There are 2 best solutions below

3
TheHungryCub On BEST ANSWER

By converting the 'Vehicle Number' column to strings using .astype(str), you ensure that all values are treated as strings, and then you can apply string methods like .isdigit()

# Convert 'Vehicle Number' column to string
df['Vehicle Number'] = df['Vehicle Number'].astype(str)

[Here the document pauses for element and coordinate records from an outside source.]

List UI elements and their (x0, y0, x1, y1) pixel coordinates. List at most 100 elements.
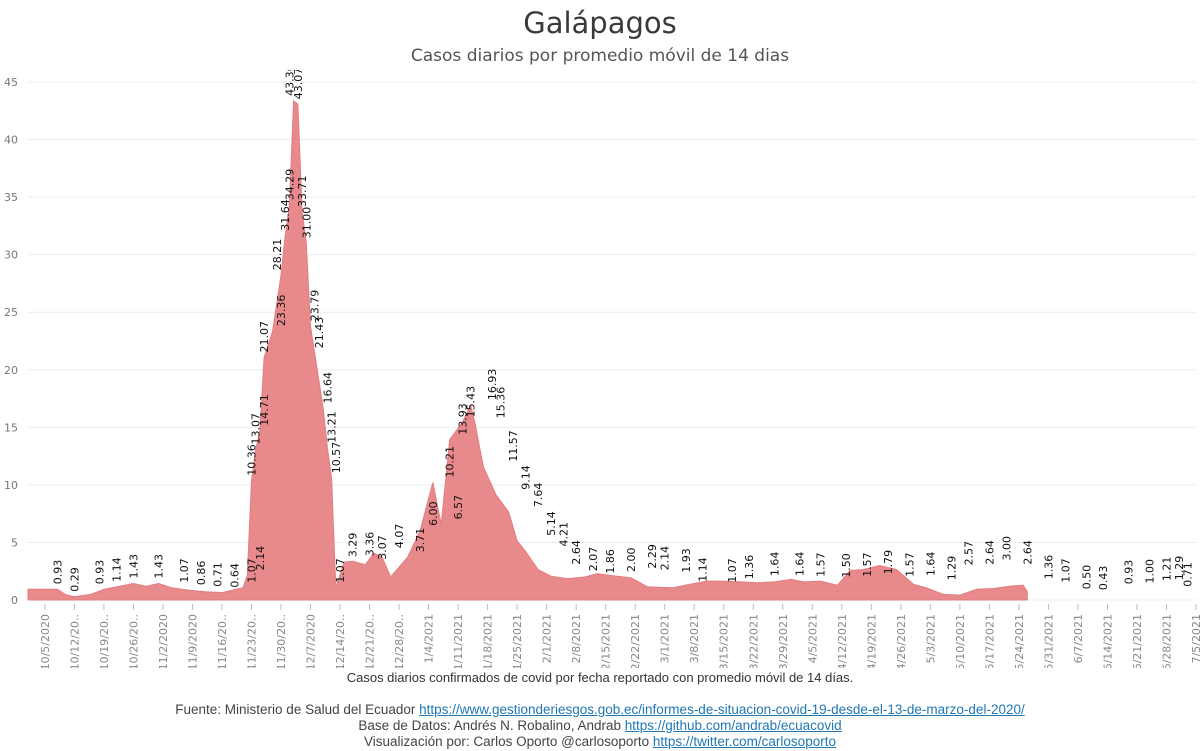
data-label: 34.29 (283, 169, 296, 201)
data-label: 1.07 (1059, 558, 1072, 583)
data-label: 1.29 (1173, 556, 1186, 581)
data-label: 1.64 (794, 552, 807, 577)
source-line: Fuente: Ministerio de Salud del Ecuador … (0, 702, 1200, 718)
data-label: 13.07 (250, 413, 263, 445)
data-label: 2.14 (659, 546, 672, 571)
data-link[interactable]: https://github.com/andrab/ecuacovid (624, 718, 842, 733)
x-tick-label: 12/28/20.. (393, 614, 406, 668)
data-label: 0.43 (1097, 566, 1110, 591)
y-tick-label: 5 (11, 536, 18, 549)
source-link[interactable]: https://www.gestionderiesgos.gob.ec/info… (419, 702, 1025, 717)
data-label: 0.29 (68, 567, 81, 592)
y-tick-label: 10 (4, 479, 18, 492)
data-label: 10.21 (444, 446, 457, 478)
x-tick-label: 1/18/2021 (482, 614, 495, 668)
data-label: 2.07 (587, 547, 600, 572)
data-label: 1.93 (680, 548, 693, 573)
data-label: 0.93 (52, 560, 65, 585)
data-label: 1.14 (111, 557, 124, 582)
data-label: 0.86 (195, 561, 208, 586)
x-tick-label: 2/15/2021 (600, 614, 613, 668)
data-line: Base de Datos: Andrés N. Robalino, Andra… (0, 718, 1200, 734)
x-tick-label: 4/5/2021 (806, 614, 819, 663)
data-label: 21.43 (313, 317, 326, 349)
x-tick-label: 5/17/2021 (983, 614, 996, 668)
data-label: 2.29 (646, 544, 659, 569)
y-tick-label: 25 (4, 306, 18, 319)
data-label: 0.93 (1123, 560, 1136, 585)
x-tick-label: 12/21/20.. (364, 614, 377, 668)
y-tick-label: 40 (4, 134, 18, 147)
y-tick-label: 45 (4, 76, 18, 89)
data-label: 28.21 (271, 239, 284, 270)
x-tick-label: 5/3/2021 (924, 614, 937, 663)
data-label: 3.71 (414, 528, 427, 553)
data-label: 0.64 (229, 563, 242, 588)
data-label: 1.50 (840, 553, 853, 578)
data-label: 1.07 (246, 558, 259, 583)
x-tick-label: 11/2/2020 (157, 614, 170, 668)
x-tick-label: 4/26/2021 (895, 614, 908, 668)
x-tick-label: 11/9/2020 (186, 614, 199, 668)
x-tick-label: 12/7/2020 (305, 614, 318, 668)
data-label: 21.07 (258, 321, 271, 353)
chart-subtitle: Casos diarios por promedio móvil de 14 d… (410, 46, 790, 66)
data-label: 15.36 (494, 387, 507, 419)
chart-title: Galápagos (523, 6, 677, 40)
x-tick-label: 10/12/20.. (68, 614, 81, 668)
data-label: 6.00 (427, 501, 440, 526)
data-label: 10.57 (330, 442, 343, 474)
data-label: 2.57 (962, 541, 975, 566)
data-label: 4.07 (393, 524, 406, 549)
data-label: 1.29 (945, 556, 958, 581)
data-label: 23.79 (309, 290, 322, 322)
data-label: 43.07 (292, 70, 305, 99)
data-label: 16.93 (486, 369, 499, 401)
x-tick-label: 6/7/2021 (1072, 614, 1085, 663)
x-tick-label: 10/19/20.. (98, 614, 111, 668)
data-label: 1.14 (697, 557, 710, 582)
x-tick-label: 6/14/2021 (1102, 614, 1115, 668)
x-tick-label: 5/24/2021 (1013, 614, 1026, 668)
data-label: 43.36 (283, 70, 296, 96)
y-tick-label: 15 (4, 421, 18, 434)
data-label: 3.29 (347, 533, 360, 558)
x-tick-label: 1/4/2021 (423, 614, 436, 663)
data-label: 5.14 (545, 511, 558, 536)
data-label: 13.93 (456, 403, 469, 435)
data-label: 23.36 (275, 295, 288, 327)
x-tick-label: 5/10/2021 (954, 614, 967, 668)
data-label: 16.64 (321, 372, 334, 404)
data-label: 1.64 (768, 552, 781, 577)
data-label: 1.07 (334, 558, 347, 583)
data-label: 1.57 (861, 552, 874, 577)
x-tick-label: 7/5/2021 (1190, 614, 1200, 663)
data-label: 1.43 (153, 554, 166, 579)
data-label: 31.00 (300, 207, 313, 239)
x-tick-label: 1/11/2021 (452, 614, 465, 668)
data-label: 11.57 (507, 430, 520, 462)
data-label: 2.64 (983, 540, 996, 565)
x-tick-label: 11/23/20.. (246, 614, 259, 668)
area-chart: 0 5 10 15 20 25 30 35 40 45 10/5/2020 10/12/20.. 10/… (4, 70, 1200, 668)
data-label: 13.21 (326, 411, 339, 443)
viz-line: Visualización por: Carlos Oporto @carlos… (0, 734, 1200, 750)
x-tick-label: 3/22/2021 (747, 614, 760, 668)
viz-link[interactable]: https://twitter.com/carlosoporto (652, 734, 836, 749)
data-label: 3.36 (364, 532, 377, 557)
data-label: 1.21 (1161, 557, 1174, 582)
x-tick-label: 1/25/2021 (511, 614, 524, 668)
data-label: 3.00 (1000, 536, 1013, 561)
data-label: 10.36 (246, 444, 259, 476)
data-label: 1.86 (604, 549, 617, 574)
data-label: 15.43 (465, 386, 478, 418)
x-tick-label: 3/1/2021 (659, 614, 672, 663)
series-area (27, 99, 1028, 601)
x-tick-label: 2/1/2021 (541, 614, 554, 663)
y-tick-label: 35 (4, 191, 18, 204)
x-tick-label: 4/19/2021 (865, 614, 878, 668)
data-label: 2.64 (1021, 540, 1034, 565)
x-tick-label: 4/12/2021 (836, 614, 849, 668)
x-tick-label: 2/8/2021 (570, 614, 583, 663)
data-label: 2.64 (570, 540, 583, 565)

pattern = r'\d{2}-\d{2}'  # Example pattern, change it according to your actual pattern

for item in df['Vehicle Number']:
    if item.isdigit():
        if item[0] == "0":
            df['Vehicle Number'] = df['Vehicle Number'].replace([item], item[1:4])
    elif re.search(pattern, item):  
        match = re.search(pattern, item)
        idx = match.span() # determine the start/finish of the pattern
        start = idx[0]+2
        end = idx[1]
            
        if item[start] == "0":
            df['Vehicle Number'] = df['Vehicle Number'].replace([item], item[start+1:end])
        else:
            df['Vehicle Number'] = df['Vehicle Number'].replace([item], item[start:end])
3
35308 On

Without the actual data causing this error it's hard to narrow down the problem. Nevertheless the method isdigit should be able to interpret floats, as that's the whole point of the method yet they must be in a string format (python documentation for isdigit) thus I'd recommend you cast item to a string (in case a single entry happens to be of say float type). I guess you should try if str(item).isdigit(): but again without the actual entries of df['Vehicle Number'] it's impossible to say definitively what the problem is.